Despite the efforts we have invested in developing a simple, accurate, and robust method for tracking shoulder physiotherapy, tracking errors will inevitably occur and result in imperfect adherence measurement. These errors could be secondary to software glitches, poor algorithm generalization, accidental or intentional misuse or disuse, hardware failure, and others. Therefore, the adherence estimates that we calculate for each patient will be subject to these errors, which may be random or biased to certain study subjects. To mitigate and assess these effects, we will collect survey data from each patient on their use of the smart watches and ask each patient to manually complete a 2-week adherence diary so that we can compare the measured adherence with patient self-report.

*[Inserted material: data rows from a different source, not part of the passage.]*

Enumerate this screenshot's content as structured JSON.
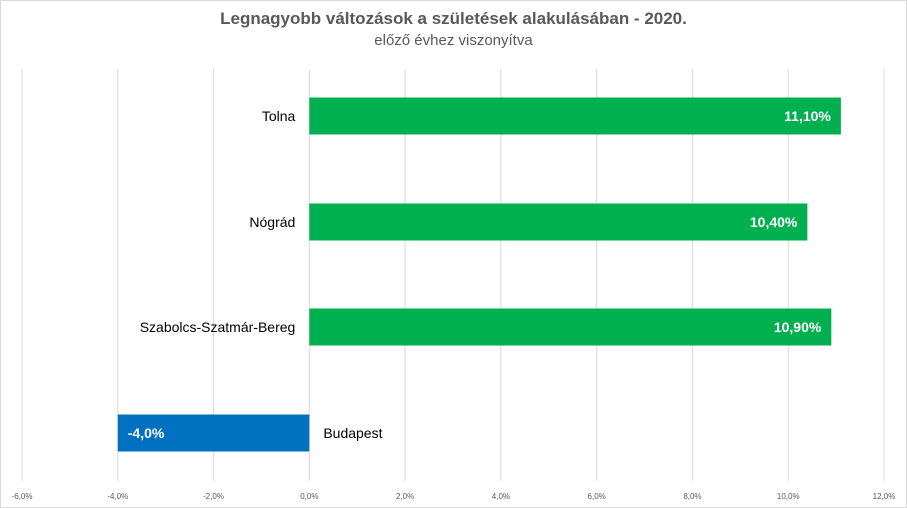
{
  "chart_data": {
    "type": "bar",
    "orientation": "horizontal",
    "title": "Legnagyobb változások a születések alakulásában - 2020.",
    "subtitle": "előző évhez viszonyítva",
    "categories": [
      "Tolna",
      "Nógrád",
      "Szabolcs-Szatmár-Bereg",
      "Budapest"
    ],
    "values": [
      11.1,
      10.4,
      10.9,
      -4.0
    ],
    "data_labels": [
      "11,10%",
      "10,40%",
      "10,90%",
      "-4,0%"
    ],
    "xlim": [
      -6,
      12
    ],
    "x_ticks": [
      -6,
      -4,
      -2,
      0,
      2,
      4,
      6,
      8,
      10,
      12
    ],
    "x_tick_labels": [
      "-6,0%",
      "-4,0%",
      "-2,0%",
      "0,0%",
      "2,0%",
      "4,0%",
      "6,0%",
      "8,0%",
      "10,0%",
      "12,0%"
    ],
    "grid": "vertical",
    "legend": "none",
    "colors": {
      "positive": "#00b050",
      "negative": "#0070c0",
      "grid": "#d9d9d9",
      "text": "#595959"
    }
  }
}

A limitation of the final interventional phase of this study is the pilot sample size (N=20) and the absence of a true control group. Although we can compare the interventional cohort with historical controls in the validation cohort, a better comparison would be with a control group with no tracking at all as per the current standard of care. Ultimately, a larger randomized controlled trial (RCT) would be required to adequately assess the effect of an adherence-driven rehabilitation program on recovery. The pilot study we conduct is primarily powered to detect implementation challenges, refine the system design, and estimate the effect size as required preliminaries to funding and carrying out a larger multicenter RCT.
Conclusions
This protocol paper describes a peer-reviewed, grant-funded study to validate a smart watch and ML approach to assess patient adherence to exercise-based shoulder physiotherapy in a population with rotator cuff pathology. This study will provide new and important insights into shoulder physiotherapy adherence, the relationship between adherence and recovery, barriers to better adherence, and methods for addressing them. The ultimate goal of this work is to improve physiotherapy delivery and outcomes for patients with musculoskeletal injuries and disorders.
Abbreviations
- ANN
artificial neural networks
- CRNN
convolutional recurrent neural network
- DASH
Disabilities of the Arm, Shoulder, and Hand
- IMU
inertial measurement unit
- ML
machine learning
- NPRS
Numeric Pain Rating Scale
- RCT
randomized controlled trial
- SPARS
Smart Physiotherapy Activity Recognition System
- WCP
Working Conditions Program
- WSIB
Workplace Safety and Insurance Board
Appendix
Peer review reports from Collaborative Health Research Projects - NSERC Partnered.
Footnotes
Conflicts of Interest: DB is a cofounder and holds equity in Halterix Corporation, a digital physiotherapy company. DB was involved in the development of the software apps being used to carry out this research. MH, SM, and CW hold equity in Halterix Corporation, a digital physiotherapy company. Otherwise, the authors do not have any personal financial interests related to the subject matter discussed in this manuscript.